CNU20 Is Almost Here
The 20th annual Congress for the New Urbanism is quickly approaching! Taking place in West Palm Beach, Florida from May 9 to 12, CNU20 participants will discuss ways to advance high quality urbanism through an incremental, attainable approach and bring home tools to shape their communities into dynamic places. Register today!
QUOTES
"ODOT has long delivered multimodal services through our divisions. In the past, however, our modes were within their own silos in the agency's divisions. The challenge in front of us now, as we work to provide transportation options, is to create an organization that can speak with a holistic transportation voice and provide the transportation solutions that continue to move our state forward."

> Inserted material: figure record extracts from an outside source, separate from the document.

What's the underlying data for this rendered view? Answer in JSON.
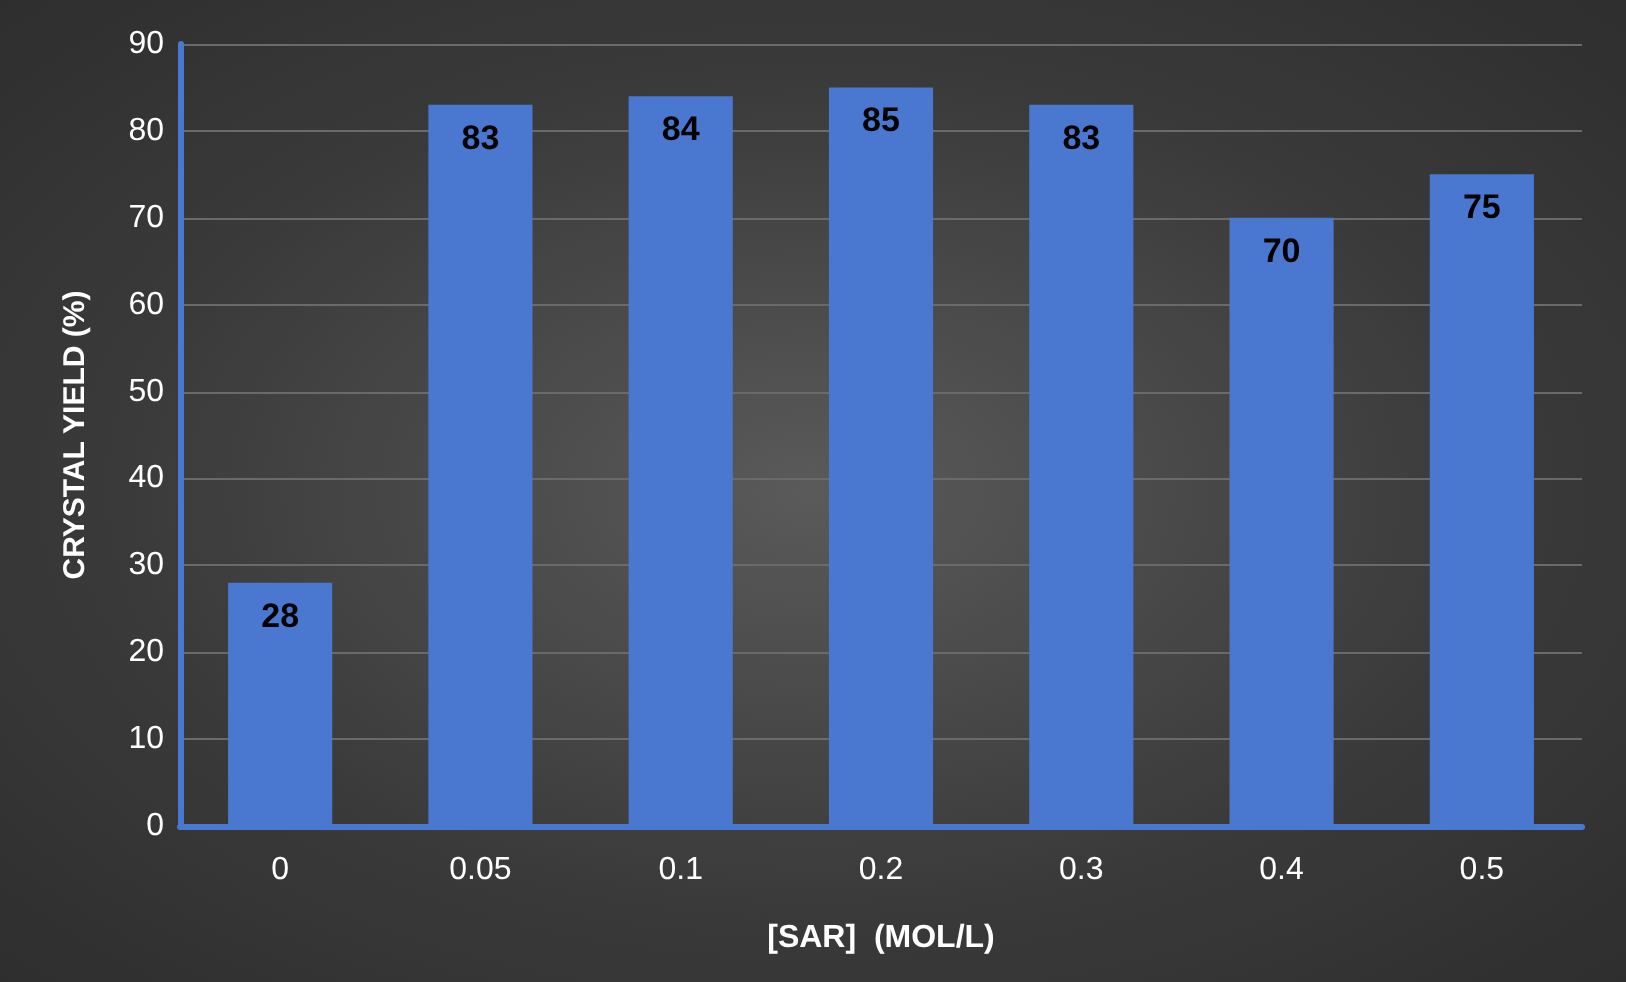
{
  "chart_data": {
    "type": "bar",
    "xlabel": "[SAR]  (MOL/L)",
    "ylabel": "CRYSTAL YIELD (%)",
    "categories": [
      "0",
      "0.05",
      "0.1",
      "0.2",
      "0.3",
      "0.4",
      "0.5"
    ],
    "values": [
      28,
      83,
      84,
      85,
      83,
      70,
      75
    ],
    "color": "#4a78d0",
    "ylim": [
      0,
      90
    ],
    "yticks": [
      0,
      10,
      20,
      30,
      40,
      50,
      60,
      70,
      80,
      90
    ],
    "grid": "y",
    "data_labels": true
  }
}
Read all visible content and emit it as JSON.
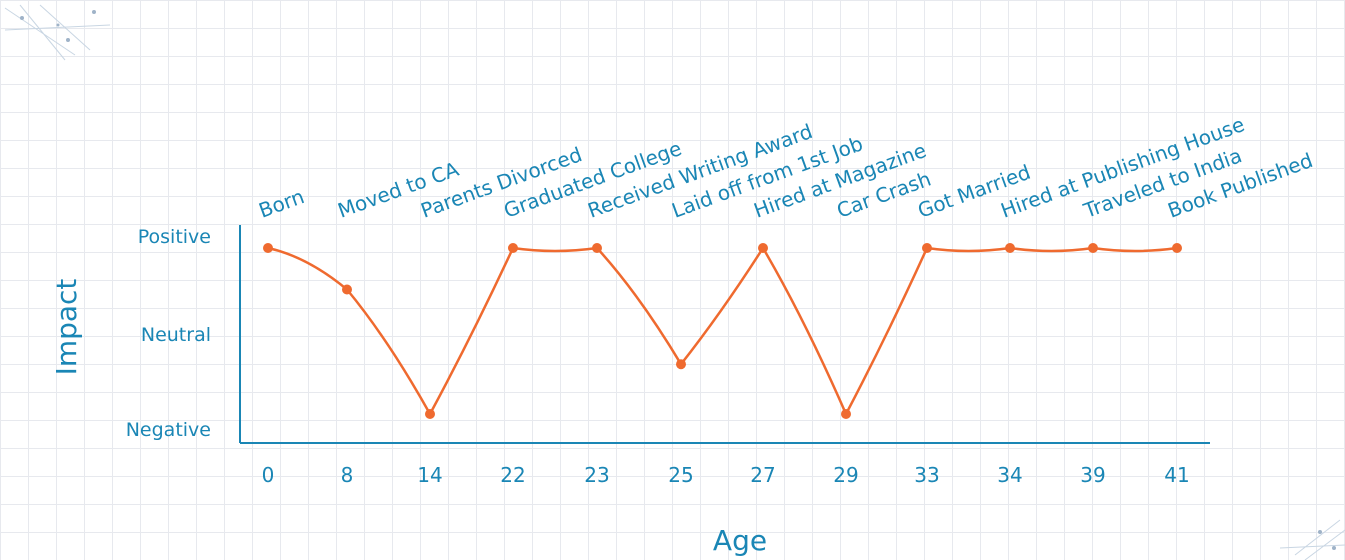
{
  "chart_data": {
    "type": "line",
    "xlabel": "Age",
    "ylabel": "Impact",
    "y_levels": [
      "Negative",
      "Neutral",
      "Positive"
    ],
    "categories": [
      "0",
      "8",
      "14",
      "22",
      "23",
      "25",
      "27",
      "29",
      "33",
      "34",
      "39",
      "41"
    ],
    "events": [
      "Born",
      "Moved to CA",
      "Parents Divorced",
      "Graduated College",
      "Received Writing Award",
      "Laid off from 1st Job",
      "Hired at Magazine",
      "Car Crash",
      "Got Married",
      "Hired at Publishing House",
      "Traveled to India",
      "Book Published"
    ],
    "values": [
      1,
      0.5,
      -1,
      1,
      1,
      -0.4,
      1,
      -1,
      1,
      1,
      1,
      1
    ],
    "grid": true,
    "colors": {
      "line": "#ef6a2f",
      "text": "#1a86b5",
      "grid": "#e7e9ee"
    }
  }
}
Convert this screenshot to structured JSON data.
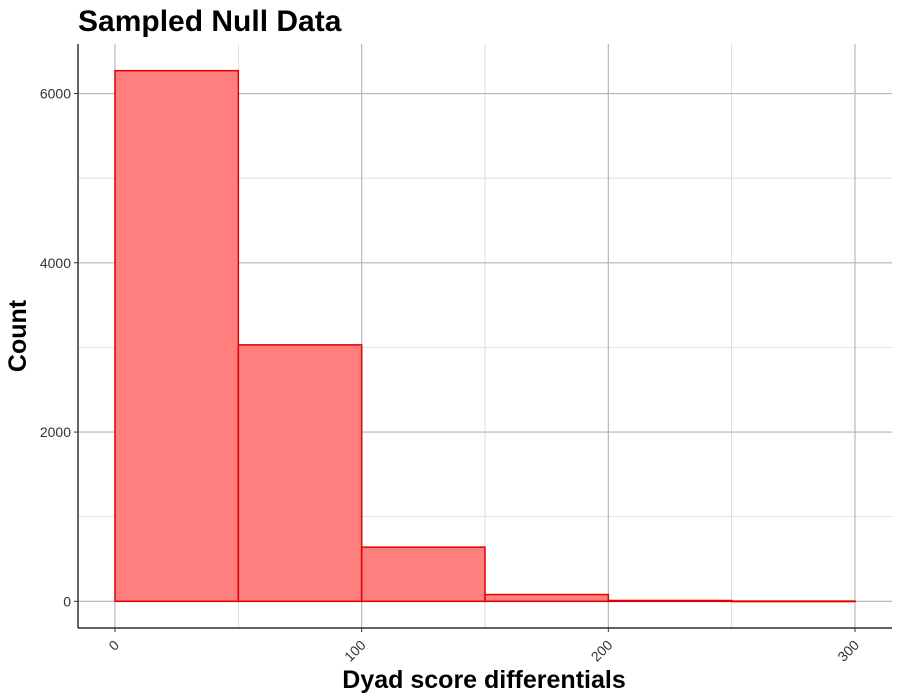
{
  "chart_data": {
    "type": "bar",
    "title": "Sampled Null Data",
    "xlabel": "Dyad score differentials",
    "ylabel": "Count",
    "bins": [
      {
        "x0": 0,
        "x1": 50,
        "count": 6270
      },
      {
        "x0": 50,
        "x1": 100,
        "count": 3030
      },
      {
        "x0": 100,
        "x1": 150,
        "count": 640
      },
      {
        "x0": 150,
        "x1": 200,
        "count": 80
      },
      {
        "x0": 200,
        "x1": 250,
        "count": 10
      },
      {
        "x0": 250,
        "x1": 300,
        "count": 3
      }
    ],
    "x_ticks": [
      0,
      100,
      200,
      300
    ],
    "x_tick_labels": [
      "0",
      "100",
      "200",
      "300"
    ],
    "y_ticks": [
      0,
      2000,
      4000,
      6000
    ],
    "y_tick_labels": [
      "0",
      "2000",
      "4000",
      "6000"
    ],
    "xlim": [
      -15,
      315
    ],
    "ylim": [
      -315,
      6585
    ],
    "grid": true,
    "fill_color": "#ff7f7f",
    "edge_color": "#e00000"
  }
}
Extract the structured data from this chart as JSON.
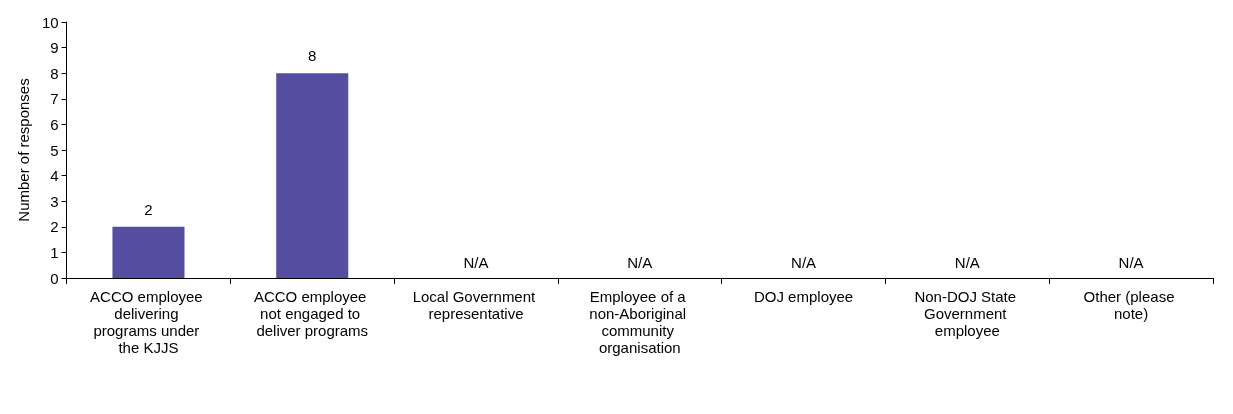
{
  "chart_data": {
    "type": "bar",
    "ylabel": "Number of responses",
    "categories": [
      "ACCO employee delivering programs under the KJJS",
      "ACCO employee not engaged to deliver programs",
      "Local Government representative",
      "Employee of a non-Aboriginal community organisation",
      "DOJ employee",
      "Non-DOJ State Government employee",
      "Other (please note)"
    ],
    "values": [
      2,
      8,
      null,
      null,
      null,
      null,
      null
    ],
    "value_labels": [
      "2",
      "8",
      "N/A",
      "N/A",
      "N/A",
      "N/A",
      "N/A"
    ],
    "color": "#554ea0",
    "ylim": [
      0,
      10
    ],
    "yticks": [
      0,
      1,
      2,
      3,
      4,
      5,
      6,
      7,
      8,
      9,
      10
    ],
    "grid": false
  }
}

-- Director Matt Garrett, Oregon Department of Transportation
"Their message -- and it's one that everyone can endorse -- is that this city needs to get going with the transformation, and the adoption of the proposed 'Complete Streets' policy is necessary to build momentum."
-- Honolulu Star Advertiser editorial board
"Complete Streets make it easy to cross the street, walk the shops and bicycle to work."
-- Mayor Arvest Turner, Ninety Six, South Carolina
"Whether on foot, on bicycle, or in a car, people moving around the city were respectful of each other, and it worked…It was good to see the Complete Street concept in action."